Why? The Soyuz is the most reliable vehicle in the history of spaceflight.
DiverseByDesign
5 / 5 (2) Jul 28, 2011
This is really great news! For NASA to show faith in a commercial space program within the states is great. They needed to do something like this to show that they still have confidence in the fact that the private industry can pick up where NASA left off!
Temple
not rated yet Jul 28, 2011
Congradulations to spaceX. I remember the falcon 1 rocket that failed on its first three tries. I never thought that SpaceX would make it so far. Apparently they have a great business/management/developement/engineering culture because they have launched success after success since then - They have really turned around their company.


I don't see that as a turn-around. I see that as SOP for spaceflight innovation.

Without exception so far, building a process to launch payloads into space requires that you blow up a number of rockets in the early stages.

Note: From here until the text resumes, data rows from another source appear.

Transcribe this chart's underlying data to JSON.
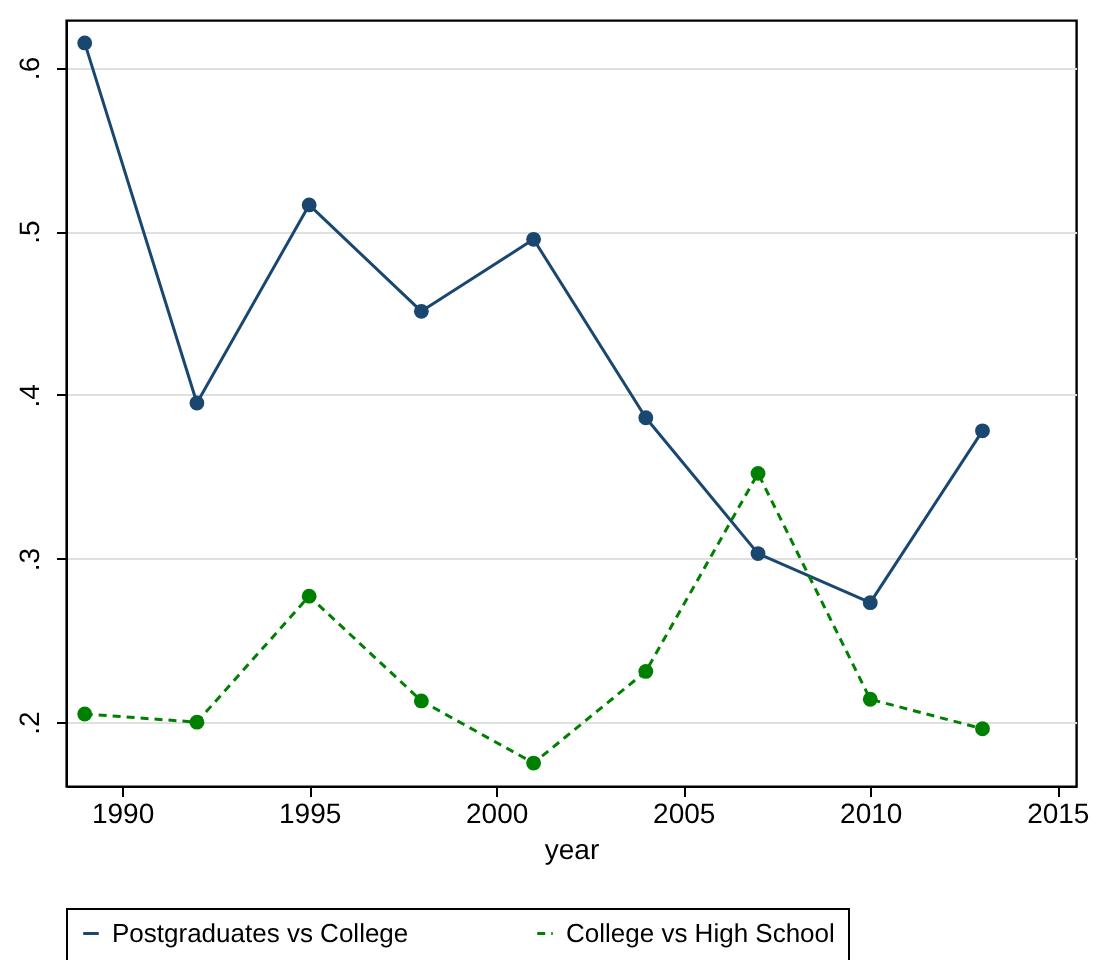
{
  "chart_data": {
    "type": "line",
    "xlabel": "year",
    "x": [
      1989,
      1992,
      1995,
      1998,
      2001,
      2004,
      2007,
      2010,
      2013
    ],
    "series": [
      {
        "name": "Postgraduates vs College",
        "color": "#1a476f",
        "line_style": "solid",
        "values": [
          0.615,
          0.395,
          0.516,
          0.451,
          0.495,
          0.386,
          0.303,
          0.273,
          0.378
        ]
      },
      {
        "name": "College vs High School",
        "color": "#008000",
        "line_style": "dashed",
        "values": [
          0.205,
          0.2,
          0.277,
          0.213,
          0.175,
          0.231,
          0.352,
          0.214,
          0.196
        ]
      }
    ],
    "xlim": [
      1988.5,
      2015.5
    ],
    "xticks": [
      1990,
      1995,
      2000,
      2005,
      2010,
      2015
    ],
    "ylim": [
      0.161,
      0.629
    ],
    "yticks": [
      {
        "value": 0.2,
        "label": ".2"
      },
      {
        "value": 0.3,
        "label": ".3"
      },
      {
        "value": 0.4,
        "label": ".4"
      },
      {
        "value": 0.5,
        "label": ".5"
      },
      {
        "value": 0.6,
        "label": ".6"
      }
    ],
    "grid": "y",
    "legend": "bottom",
    "marker": "circle"
  }
}
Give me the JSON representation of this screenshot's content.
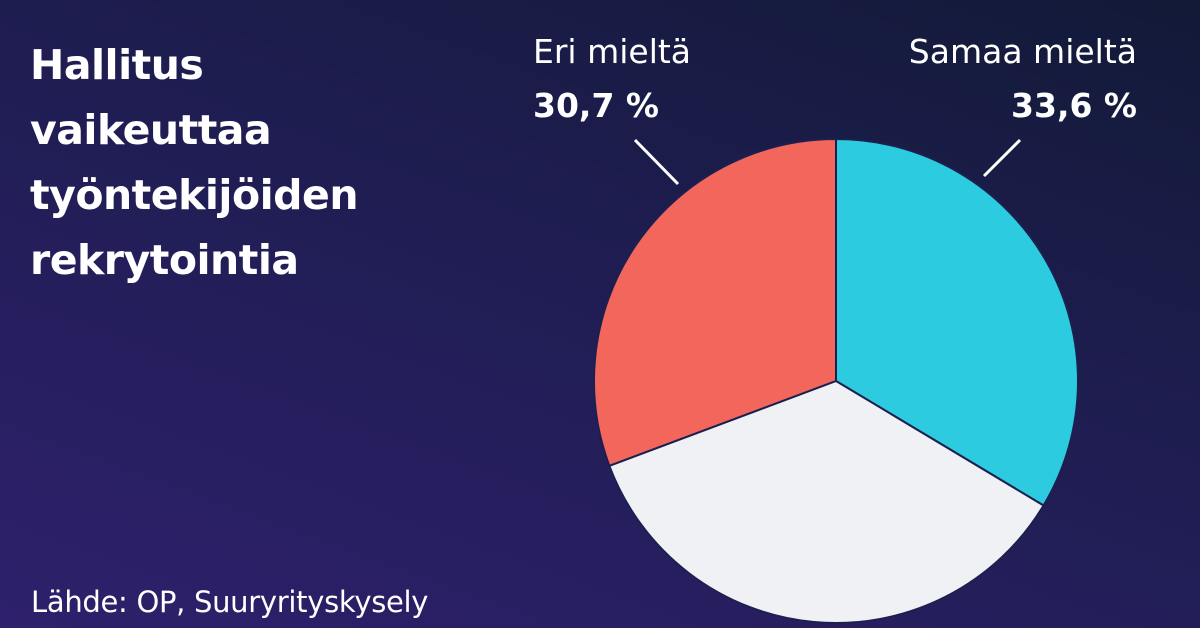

Failed tests are not failures.
Sanescience
5 / 5 (4) Jul 28, 2011
Congradulations to spaceX. I remember the falcon 1 rocket that failed on its first three tries. I never thought that SpaceX would make it so far. Apparently they have a great business/management/developement/engineering culture because they have launched success after success since then - They have really turned around their company.

I'm guessing you don't follow such things. SpaceX was building prototypes. And in terms of past programs, SpaceX has far exceeded their rate of progress, and was never in a position that needed "turning around".
Osiris1
3.7 / 5 (3) Jul 28, 2011
Notice as soon as the shuttle program shut down, Russia raised its prices for Soyuz rides. This is their right! They SHOULD do this to remind us how hugely foolish we are!.....and stooooopid!
LKD
not rated yet Jul 28, 2011
Notice as soon as the shuttle program shut down, Russia raised its prices for Soyuz rides.


How much is it now? Did it go up from the 55ish?
http://www.foxnew...soaring/
Buyck
not rated yet Jul 31, 2011
Good for the commercial space industry !!! Hopefully the developments lead to lower prices and competition between firms and also faster technical evolutions!